È attorno a questo stagno che desideriamo offrire, cedere quella che è la nostra visione…è attorno a questo stagno che noi cerchiamo di chiedere, pretendere ciò che è la nostra partecipazione.
È attorno a questo stagno che crediamo possibile cogliere la nostra intuizione, la nostra matrice.
È attorno a questo stagno che noi pensiamo di poterla testimoniare, offrendola a chi riconosciamo come compagno fedele di ricerca, sincero.
L’immagine che ho di me stessa è quella di un sacco colmo, tenuto ritto e gonfio da ciò che è contenuto in questo sacco e ben compreso, chiuso, celato attraverso quella legatura che non permette, impedisce a ciò che si trova all’interno del sacco di fuoriuscire, perché se fuori cascasse oppure salisse alta verso il cielo, ciò che io sono, il sacco che contiene tutto ciò, si affloscerebbe a terra.
Quanto tempo, quanta energia, quanta oscura dedizione mi ha portato a colmare questo sacco che io sono…e tu, con quale ardire mi inviti a slacciare quel legaccio? Io non voglio, non ti riconosco, non so chi tu sia e non cederò. Non credere che io non sappia ciò che ho accumulato, calcato, infilato, compresso in quel sacco che io sono. Come puoi tu?
Non hai torto a pensare che prima o poi si logorerà l’essenza di quel legame, ma perché preoccuparmene prima? Mi spaventa, mi preoccupa, crea timore in me il pensiero di un sacco vuoto, abbandonato a terra. Il sacco di per sé stesso non può mantenere rigidità; è ciò che contiene, ciò che lo gonfia che lo rende vivo.
Il mio silenzio non ti deve riguardare. So cosa il mio sacco contiene, so la qualità, il rigore, la moralità………


Che cosa impedisce alla testimonianza di chi partecipa al cerchio di creare di nuovo traccia che distoglie dalla ricerca?
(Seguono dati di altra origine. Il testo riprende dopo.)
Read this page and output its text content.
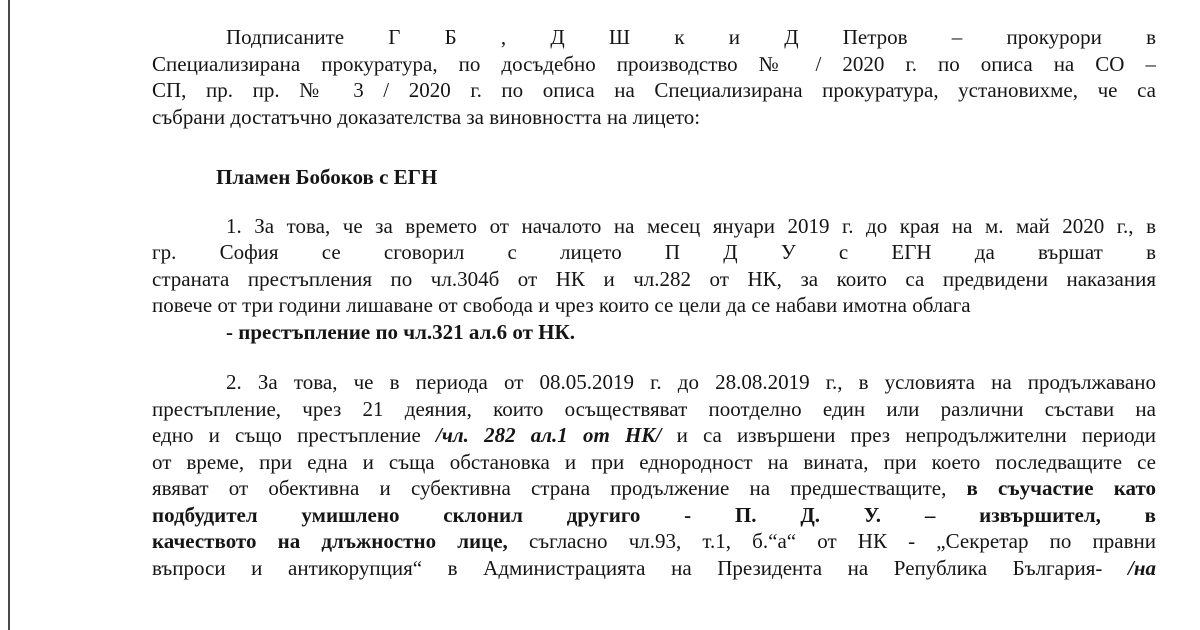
Подписаните Г Б , Д Ш к и Д Петров – прокурори в
Специализирана прокуратура, по досъдебно производство № / 2020 г. по описа на СО –
СП, пр. пр. № 3 / 2020 г. по описа на Специализирана прокуратура, установихме, че са
събрани достатъчно доказателства за виновността на лицето:
Пламен Бобоков с ЕГН
1. За това, че за времето от началото на месец януари 2019 г. до края на м. май 2020 г., в
гр. София се сговорил с лицето П Д У с ЕГН да вършат в
страната престъпления по чл.304б от НК и чл.282 от НК, за които са предвидени наказания
повече от три години лишаване от свобода и чрез които се цели да се набави имотна облага
- престъпление по чл.321 ал.6 от НК.
2. За това, че в периода от 08.05.2019 г. до 28.08.2019 г., в условията на продължавано
престъпление, чрез 21 деяния, които осъществяват поотделно един или различни състави на
едно и също престъпление /чл. 282 ал.1 от НК/ и са извършени през непродължителни периоди
от време, при една и съща обстановка и при еднородност на вината, при което последващите се
явяват от обективна и субективна страна продължение на предшестващите, в съучастие като
подбудител умишлено склонил другиго - П. Д. У. – извършител, в
качеството на длъжностно лице, съгласно чл.93, т.1, б.“а“ от НК - „Секретар по правни
въпроси и антикорупция“ в Администрацията на Президента на Република България- /на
Se in fondo abbiamo detto che il fatto che Emanuele ci abbia salutato, ci ha permesso una libertà e una possibilità nuove; l’emergere della testimonianza e della presenza di qualcuno facente parte del cerchio porta a distogliere da quella che è la ricerca individuale, su questo non vi è dubbio…allora tutto ciò vuol dire che la bontà della ricerca è legata all’analisi che l’individuo fa della ricerca e di ciò che la ricerca gli permette di trovare, non il confronto ancora e nuovamente dell’esperienza dell’altro.
L’attesa, la curiosità, il desiderio di poter attingere all’esperienza di qualchedun altro porta nella direzione ancora sbagliata. Essere attivi all’interno di quello che è il corpo comune vuol dire elaborare una ricerca, far sì che questa ricerca passi da ciò che è conosciuto a ciò che è cosciente;
solamente dopo questo passaggio la possibilità del confronto diviene capace.